Apple, as embodied by its leadership’s decisions over the past decade or more, no longer seems primarily motivated by the creation of great products. Time and time again, its policies have made its products worse for customers in exchange for more power, control, and, yes, money for Apple.
The iPhone is a better product when people can buy ebooks within the Kindle app. And yet Apple has fought this feature for the past fourteen years, to the tune of millions of dollars in legal fees, and has only relented due to a recent court order (which they continue to appeal).
In the (Apple-mandated) absence of competition in the realms of app sales, payment processing, customer service, and software business models, Apple’s exclusive offerings in these areas have stagnated for years. What should be motivating Apple to make improvements—the desire to make great products—seems absent. What should not be motivating Apple—the desire for power, control, and profits—seems omnipresent.
And I don’t mean that in a small way; I mean that in a big way. Every new thing we learn about Apple’s internal deliberations surrounding these decisions only lends more weight to the conclusion that Apple has lost its north star. Or, rather, it has replaced it with a new, dark star. And time and again, we’ve learned that these decisions go all the way to the top.

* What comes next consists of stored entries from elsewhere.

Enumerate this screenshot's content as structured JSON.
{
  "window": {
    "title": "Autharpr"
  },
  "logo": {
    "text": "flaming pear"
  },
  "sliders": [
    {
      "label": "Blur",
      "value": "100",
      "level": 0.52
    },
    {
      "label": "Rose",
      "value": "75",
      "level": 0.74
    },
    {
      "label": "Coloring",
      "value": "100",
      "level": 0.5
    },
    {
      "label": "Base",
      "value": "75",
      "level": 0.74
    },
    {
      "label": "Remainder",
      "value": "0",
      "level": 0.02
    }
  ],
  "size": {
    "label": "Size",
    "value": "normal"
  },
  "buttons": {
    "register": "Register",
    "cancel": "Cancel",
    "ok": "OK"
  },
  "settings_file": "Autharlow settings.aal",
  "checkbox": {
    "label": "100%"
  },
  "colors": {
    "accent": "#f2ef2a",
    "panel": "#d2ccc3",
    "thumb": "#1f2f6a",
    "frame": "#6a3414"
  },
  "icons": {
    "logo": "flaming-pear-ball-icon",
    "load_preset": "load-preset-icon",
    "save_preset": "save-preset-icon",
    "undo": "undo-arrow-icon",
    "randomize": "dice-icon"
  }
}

The best leaders can change their minds in response to new information. The best leaders can be persuaded. But we’ve had decades of strife, lawsuits, and regulations, and Apple has stubbornly dug in its heels even further at every turn. It seems clear that there’s only one way to get a different result.
In every healthy entity, whether it’s an organization, an institution, or an organism, the old is replaced by the new: CEOs, sovereigns, or cells. It’s time for new leadership at Apple. The road we’re on now does not lead anywhere good for Apple or its customers. It’s springtime, and I’m choosing to believe in new life. I swear it’s not too late.